Na płycie znajduje się jedenaście piosenek, z których każda opowiada inną historię. Wszystkie jednak łączy krajobraz tytułowej krainy pyłu. Choć zmieniają się bohaterowie, to tło pozostaje ciągle to samo, stając się przez to głównym motywem tego albumu. Słychać to w poszczególnych utworach, które choć różnią się od siebie, to stanowią jeden przemyślany koncept.

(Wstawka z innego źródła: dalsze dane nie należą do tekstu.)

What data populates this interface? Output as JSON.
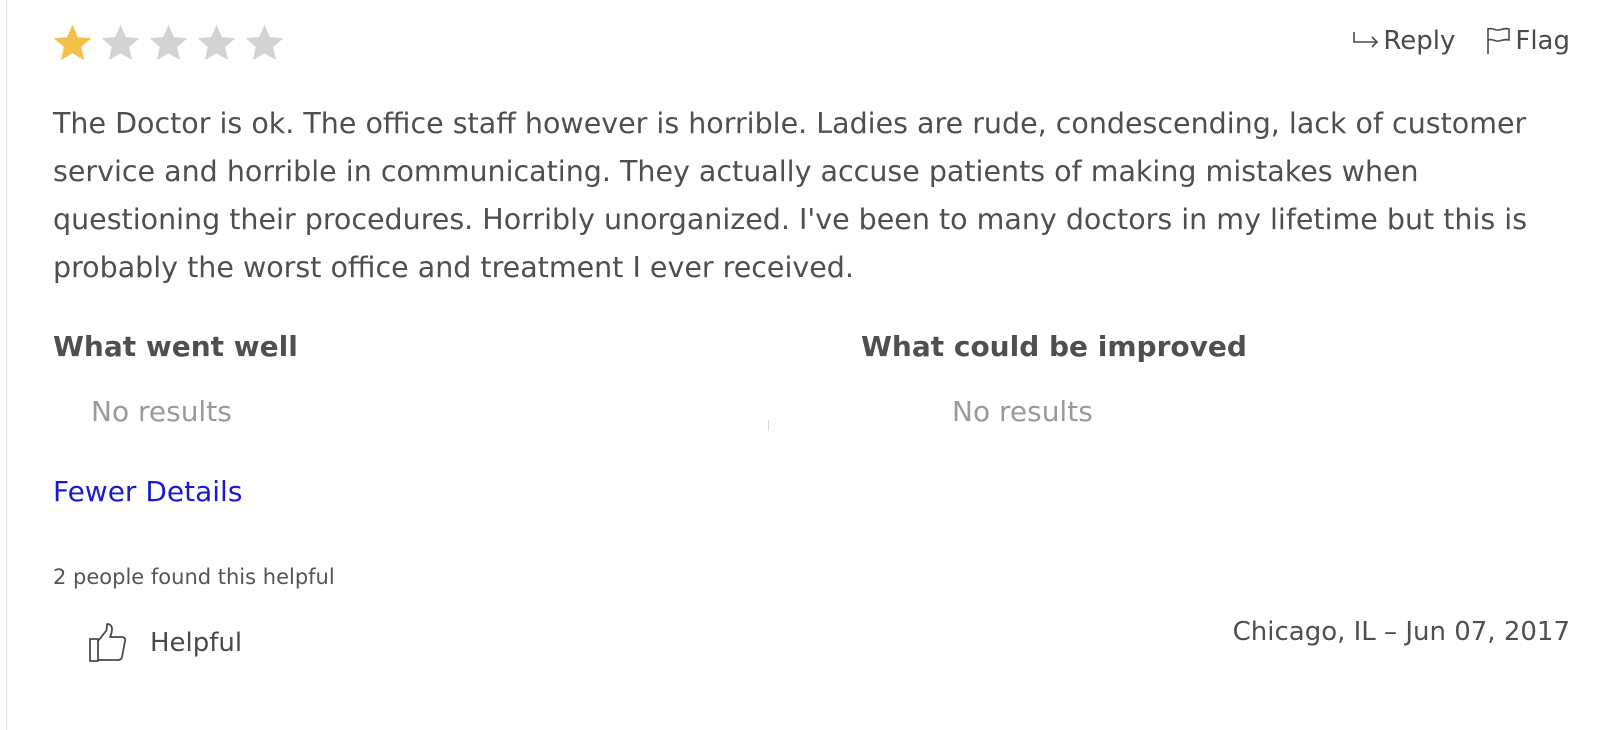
{
  "review": {
    "rating": 1,
    "rating_max": 5,
    "star_filled_color": "#f2c04b",
    "star_empty_color": "#d3d3d3",
    "text": "The Doctor is ok. The office staff however is horrible. Ladies are rude, condescending, lack of customer service and horrible in communicating. They actually accuse patients of making mistakes when questioning their procedures. Horribly unorganized. I've been to many doctors in my lifetime but this is probably the worst office and treatment I ever received.",
    "location_date": "Chicago, IL – Jun 07, 2017"
  },
  "actions": {
    "reply_label": "Reply",
    "flag_label": "Flag",
    "reply_icon": "reply-arrow-icon",
    "flag_icon": "flag-icon"
  },
  "details": {
    "went_well_title": "What went well",
    "went_well_empty": "No results",
    "improve_title": "What could be improved",
    "improve_empty": "No results",
    "toggle_label": "Fewer Details",
    "link_color": "#1a1ad6"
  },
  "helpful": {
    "count_text": "2 people found this helpful",
    "button_label": "Helpful",
    "icon": "thumbs-up-icon"
  }
}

Na płycie mamy to, co w muzyce The Walkabouts zawsze było najlepsze. Delikatne, akustyczne ballady o kojącym brzmieniu przeplatają się z energicznym rockiem, zabarwionym folkiem i bluesem.
Podobnie jak na poprzednich płytach, i tutaj znakiem rozpoznawczym są świetnie uzupełniające się wokale Chrisa Eckmana i Carli Torgerson. O ile głos Chrisa dodaje muzyce zespołu drapieżności, o tyle Carla swoim delikatnym śpiewem potrafi dosłownie oczarować. Wystarczy posłuchać singlowego „My Diviner” by się o tym przekonać

.

Dużym atutem „Travels…” jest prostota wszystkich utworów. Nie ma tu miejsca na przesadne kombinowanie. Płyta jest zbiorem klasycznych piosenek, zagranych z niezwykłą lekkością, której próżno szukać u wielu innych podobnych zespołów. Warto też zwrócić uwagę na znakomitą produkcję, dzięki której album charakteryzuje się doskonałym brzmieniem.

Przy okazji premiery plyty Chris Eckman napisał, „że sam zespół jest z niej dumny, choć proces jej tworzenia był bardzo trudny i powolny”. Było jednak warto, ponieważ „Travels In The Dustland” to płyta, która już teraz zasługuje na miano jednego z najlepszych albumów mijającego roku.